They just switch one thing off to produce another. Inventories go down; prices go up.

Refining is like food. The more you do to the raw materials; the more the final product is going to cost.


----------



## elkhartjim (May 30, 2008)

Re: Drilling Rig Count and Location

Gulf Oil...you do remember Gulf?, was the last oil company to build a "grass roots" refinery in the US.  It was a relatively small as for as BPD built in the early 70's in Aliance, La., just south of New Orleans.  Humble Oil, now Exxon expanded refining capacity at its Benicia refinery in the mid 70's... not much has been done since.  Oh except some of the small independents closed due to government regs.  Its ok though,  bro Al has us making fuel from grain and pretty soon bread will cost more than gas.  My 2 cents on this subject.  The Texas constitution allows us to succeed from the union...now there's a thought.  We could join OPEC and wear bed sheets.  I better shut up..............


----------



## TexasClodhopper (Jul 16, 2008)

Re: Drilling Rig Count and Location



Here's the rig count map as of July 15, 2008.     

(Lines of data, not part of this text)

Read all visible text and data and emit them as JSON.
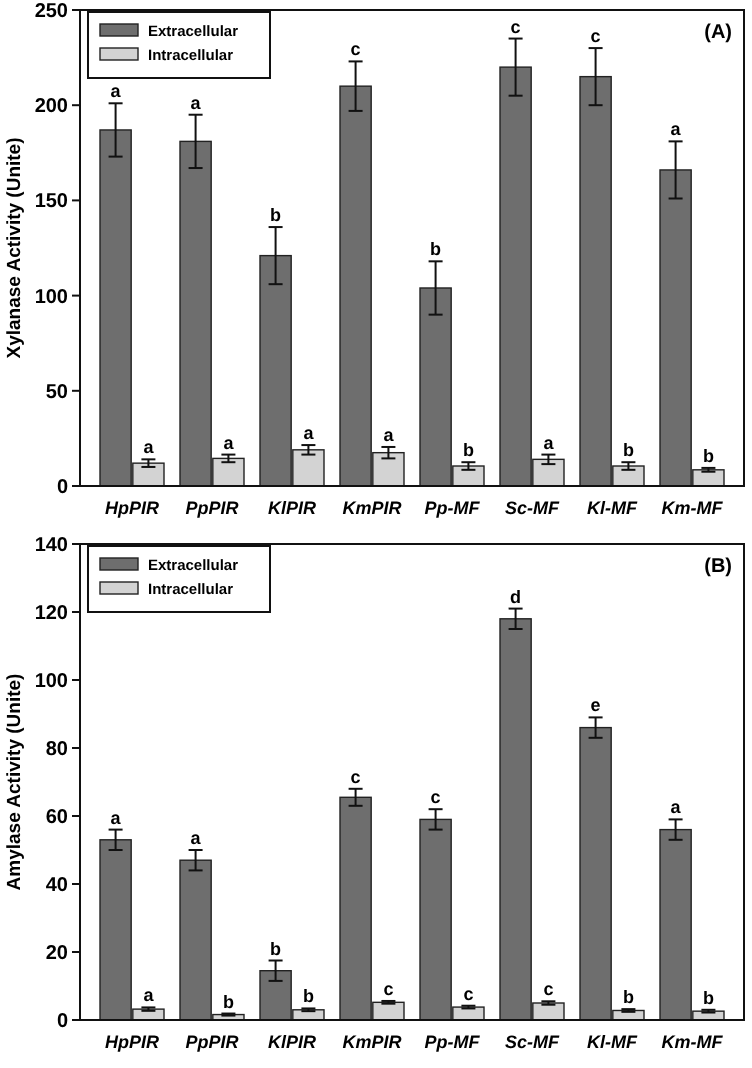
{
  "chart_data": [
    {
      "type": "bar",
      "ylabel": "Xylanase Activity (Unite)",
      "categories": [
        "HpPIR",
        "PpPIR",
        "KlPIR",
        "KmPIR",
        "Pp-MF",
        "Sc-MF",
        "Kl-MF",
        "Km-MF"
      ],
      "series": [
        {
          "name": "Extracellular",
          "color": "#6e6e6e",
          "values": [
            187,
            181,
            121,
            210,
            104,
            220,
            215,
            166
          ],
          "errors": [
            14,
            14,
            15,
            13,
            14,
            15,
            15,
            15
          ]
        },
        {
          "name": "Intracellular",
          "color": "#d3d3d3",
          "values": [
            12,
            14.5,
            19,
            17.5,
            10.5,
            14,
            10.5,
            8.5
          ],
          "errors": [
            2,
            2,
            2.5,
            3,
            2,
            2.5,
            2,
            1
          ]
        }
      ],
      "ylim": [
        0,
        250
      ],
      "yticks": [
        0,
        50,
        100,
        150,
        200,
        250
      ],
      "grid": false,
      "legend": "top left",
      "annotations": [
        "(A)",
        {
          "text": "a",
          "x": "HpPIR",
          "y": 201
        },
        {
          "text": "a",
          "x": "PpPIR",
          "y": 195
        },
        {
          "text": "b",
          "x": "KlPIR",
          "y": 136
        },
        {
          "text": "c",
          "x": "KmPIR",
          "y": 223
        },
        {
          "text": "b",
          "x": "Pp-MF",
          "y": 118
        },
        {
          "text": "c",
          "x": "Sc-MF",
          "y": 235
        },
        {
          "text": "c",
          "x": "Kl-MF",
          "y": 230
        },
        {
          "text": "a",
          "x": "Km-MF",
          "y": 181
        },
        {
          "text": "a",
          "x": "HpPIR",
          "y": 14
        },
        {
          "text": "a",
          "x": "PpPIR",
          "y": 16.5
        },
        {
          "text": "a",
          "x": "KlPIR",
          "y": 21.5
        },
        {
          "text": "a",
          "x": "KmPIR",
          "y": 20.5
        },
        {
          "text": "b",
          "x": "Pp-MF",
          "y": 12.5
        },
        {
          "text": "a",
          "x": "Sc-MF",
          "y": 16.5
        },
        {
          "text": "b",
          "x": "Kl-MF",
          "y": 12.5
        },
        {
          "text": "b",
          "x": "Km-MF",
          "y": 9.5
        }
      ]
    },
    {
      "type": "bar",
      "ylabel": "Amylase Activity (Unite)",
      "categories": [
        "HpPIR",
        "PpPIR",
        "KlPIR",
        "KmPIR",
        "Pp-MF",
        "Sc-MF",
        "Kl-MF",
        "Km-MF"
      ],
      "series": [
        {
          "name": "Extracellular",
          "color": "#6e6e6e",
          "values": [
            53,
            47,
            14.5,
            65.5,
            59,
            118,
            86,
            56
          ],
          "errors": [
            3,
            3,
            3,
            2.5,
            3,
            3,
            3,
            3
          ]
        },
        {
          "name": "Intracellular",
          "color": "#d3d3d3",
          "values": [
            3.2,
            1.6,
            3,
            5.2,
            3.8,
            5,
            2.8,
            2.6
          ],
          "errors": [
            0.5,
            0.3,
            0.4,
            0.4,
            0.4,
            0.5,
            0.4,
            0.4
          ]
        }
      ],
      "ylim": [
        0,
        140
      ],
      "yticks": [
        0,
        20,
        40,
        60,
        80,
        100,
        120,
        140
      ],
      "grid": false,
      "legend": "top left",
      "annotations": [
        "(B)",
        {
          "text": "a",
          "x": "HpPIR",
          "y": 56
        },
        {
          "text": "a",
          "x": "PpPIR",
          "y": 50
        },
        {
          "text": "b",
          "x": "KlPIR",
          "y": 17.5
        },
        {
          "text": "c",
          "x": "KmPIR",
          "y": 68
        },
        {
          "text": "c",
          "x": "Pp-MF",
          "y": 62
        },
        {
          "text": "d",
          "x": "Sc-MF",
          "y": 121
        },
        {
          "text": "e",
          "x": "Kl-MF",
          "y": 89
        },
        {
          "text": "a",
          "x": "Km-MF",
          "y": 59
        },
        {
          "text": "a",
          "x": "HpPIR",
          "y": 3.7
        },
        {
          "text": "b",
          "x": "PpPIR",
          "y": 1.9
        },
        {
          "text": "b",
          "x": "KlPIR",
          "y": 3.4
        },
        {
          "text": "c",
          "x": "KmPIR",
          "y": 5.6
        },
        {
          "text": "c",
          "x": "Pp-MF",
          "y": 4.2
        },
        {
          "text": "c",
          "x": "Sc-MF",
          "y": 5.5
        },
        {
          "text": "b",
          "x": "Kl-MF",
          "y": 3.2
        },
        {
          "text": "b",
          "x": "Km-MF",
          "y": 3
        }
      ]
    }
  ]
}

You'll notice (if you look very carefully) that there is slightly more 'oil' drilling activity. However, you don't see much increase in the Colorado shell country or on the east and west coasts or near Florida.


----------



## H2H1 (Jul 16, 2008)

Re: Drilling Rig Count and Location

Thanks Tex, keep us abreast on what going on with the drilling. This info is very interesting.


----------